Recovering alcoholics talk about "hitting bottom," the point at which the consequences of their drinking became so bad they finally admitted they had a problem and reached out for help. For some, the humiliation of getting arrested for the first time is their "bottom," but for others getting arrested 10 times does not slow them down.
That "bottom" point is different for every alcoholic and the truth is some never hit bottom until they end up in the grave. It is the fortunate ones that hit it early. Kathy H. shares her personal story of where she found bottom and what she did to get help.
Kathy H.'s Story
Looking back, I think my alcohol problem started a long time ago. It seems from the first beer, I was always drinking more than all my friends. But I did all the right things: went to college, got a good job, married, had a child. All was well. (I did not drink while carrying my son).
It was just fun drinking with the neighborhood after work and on weekends. I got divorced when my son was two, and I was 32. No big deal. I loved being a mom, loved my son, had a good job, and a clean house.
I Drank Daily
Around dinner was the time for the first of many cocktails for the evening. I drank daily, alone or with friends. But I didn't have a problem. In my line of work there is a lot of traveling and drinking. I was right in the middle of it.
Then, in what seems like a blink of an eye, it happened. Friends and family started to talk to me about drinking. My boyfriend mentioned I might be drinking a bit too much. It was harder to go to work. What was once a few glasses of wine turned into a few bottles. I had the shakes in the morning. I had blackouts everyday. At 5'7" my weight was down to 97 pounds.
Things Were 'Fine'
My very dear friend passed out on my dining room floor and died the next day. She had fallen, drunk, and hit her head earlier in the week which was the cause of death. I passed out at work one day and was taken to the hospital. They began detoxing me, but I left.
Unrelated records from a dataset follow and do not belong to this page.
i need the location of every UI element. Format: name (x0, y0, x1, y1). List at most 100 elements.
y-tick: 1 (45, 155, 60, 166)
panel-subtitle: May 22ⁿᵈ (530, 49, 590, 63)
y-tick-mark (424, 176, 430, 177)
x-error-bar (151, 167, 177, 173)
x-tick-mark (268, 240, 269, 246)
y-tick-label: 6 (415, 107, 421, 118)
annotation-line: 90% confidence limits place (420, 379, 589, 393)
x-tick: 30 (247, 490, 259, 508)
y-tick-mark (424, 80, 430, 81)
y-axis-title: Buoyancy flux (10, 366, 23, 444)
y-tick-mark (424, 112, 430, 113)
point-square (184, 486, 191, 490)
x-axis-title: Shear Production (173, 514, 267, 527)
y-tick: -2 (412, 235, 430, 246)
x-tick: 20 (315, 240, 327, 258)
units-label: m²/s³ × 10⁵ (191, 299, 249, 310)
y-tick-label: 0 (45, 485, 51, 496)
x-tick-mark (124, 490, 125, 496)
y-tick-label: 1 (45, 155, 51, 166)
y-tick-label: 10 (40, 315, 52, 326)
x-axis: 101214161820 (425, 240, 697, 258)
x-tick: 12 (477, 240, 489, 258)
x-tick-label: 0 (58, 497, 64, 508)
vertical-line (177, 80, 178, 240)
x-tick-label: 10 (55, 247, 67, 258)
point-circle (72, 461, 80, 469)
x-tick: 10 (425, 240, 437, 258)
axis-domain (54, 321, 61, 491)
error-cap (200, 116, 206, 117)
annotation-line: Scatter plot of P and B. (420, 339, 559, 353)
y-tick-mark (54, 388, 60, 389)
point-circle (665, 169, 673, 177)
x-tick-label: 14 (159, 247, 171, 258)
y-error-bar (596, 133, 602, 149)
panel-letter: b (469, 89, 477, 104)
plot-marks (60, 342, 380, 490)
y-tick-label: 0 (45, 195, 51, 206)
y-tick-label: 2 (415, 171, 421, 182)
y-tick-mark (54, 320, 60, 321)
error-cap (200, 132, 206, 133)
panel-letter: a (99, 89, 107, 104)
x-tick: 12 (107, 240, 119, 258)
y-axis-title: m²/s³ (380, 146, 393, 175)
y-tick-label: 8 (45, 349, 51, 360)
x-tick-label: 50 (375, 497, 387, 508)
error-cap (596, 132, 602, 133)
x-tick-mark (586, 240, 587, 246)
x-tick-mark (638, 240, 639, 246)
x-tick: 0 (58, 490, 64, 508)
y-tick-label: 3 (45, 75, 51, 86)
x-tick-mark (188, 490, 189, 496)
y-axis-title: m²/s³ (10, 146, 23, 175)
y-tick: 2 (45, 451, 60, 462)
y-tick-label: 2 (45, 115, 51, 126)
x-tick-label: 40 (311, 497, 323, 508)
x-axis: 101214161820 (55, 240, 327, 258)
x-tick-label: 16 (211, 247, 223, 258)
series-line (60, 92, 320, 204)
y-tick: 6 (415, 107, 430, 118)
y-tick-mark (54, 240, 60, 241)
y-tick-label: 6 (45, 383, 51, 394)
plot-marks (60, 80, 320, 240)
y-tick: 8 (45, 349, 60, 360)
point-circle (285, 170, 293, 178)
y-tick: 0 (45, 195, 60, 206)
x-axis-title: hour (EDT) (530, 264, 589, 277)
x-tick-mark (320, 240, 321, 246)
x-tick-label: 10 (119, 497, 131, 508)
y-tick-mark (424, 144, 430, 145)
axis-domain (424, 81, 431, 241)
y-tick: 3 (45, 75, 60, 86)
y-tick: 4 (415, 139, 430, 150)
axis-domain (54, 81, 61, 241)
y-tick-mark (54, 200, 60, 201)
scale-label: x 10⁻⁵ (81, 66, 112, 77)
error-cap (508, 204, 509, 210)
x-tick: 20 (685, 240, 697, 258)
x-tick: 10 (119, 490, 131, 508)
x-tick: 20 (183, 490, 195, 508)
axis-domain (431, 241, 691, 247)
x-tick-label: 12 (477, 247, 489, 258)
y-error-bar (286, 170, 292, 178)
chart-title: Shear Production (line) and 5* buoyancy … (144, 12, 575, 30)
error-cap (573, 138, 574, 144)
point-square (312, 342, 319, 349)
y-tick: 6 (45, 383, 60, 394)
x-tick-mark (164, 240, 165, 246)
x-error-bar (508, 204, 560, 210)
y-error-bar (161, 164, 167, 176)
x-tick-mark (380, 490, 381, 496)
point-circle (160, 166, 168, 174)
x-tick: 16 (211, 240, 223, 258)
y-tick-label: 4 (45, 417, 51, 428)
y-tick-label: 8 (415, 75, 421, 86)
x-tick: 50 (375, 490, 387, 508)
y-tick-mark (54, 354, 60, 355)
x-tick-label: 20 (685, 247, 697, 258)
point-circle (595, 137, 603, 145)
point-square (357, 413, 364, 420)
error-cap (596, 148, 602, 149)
My cocktail hour had turned into all day long. I drank, passed out, drank, passed out. Like all alcoholics, I thought I might be drinking a little too much, but I had it all under control. Things were fine, bills paid on time, house clean, son about to graduate top in his high school, nice house and a cool car.
Called My Company's EAP
Then I hit what was bottom for me. I was arrested for a DUI. I remember thinking, this is great! I raised my son to be a good person with high goals and here is his mom drunk, handcuffed in a cop car on the way for a blood alcohol test (which was .365) That was on a Friday. My girlfriend came over; when she heard about the arrest she called my company's EAP.
On Sunday, I was on a flight to Florida to detox and a month in rehab. I am so grateful and proud to report that on November 20, 2007, I will have one year sober!
-- Kathy H.
Employee Assistance Program
Many companies have an EAP, or employee assistance program, which offers confidential, short-term counseling for employees with personal problems that affect their work performance, including alcohol or other drug problems.
If you ask for help from your company's EAP, you will not be fired, you will be offered help and understanding. On the other hand, if you refuse to get help, you run the risk of losing your job or being injured on the job.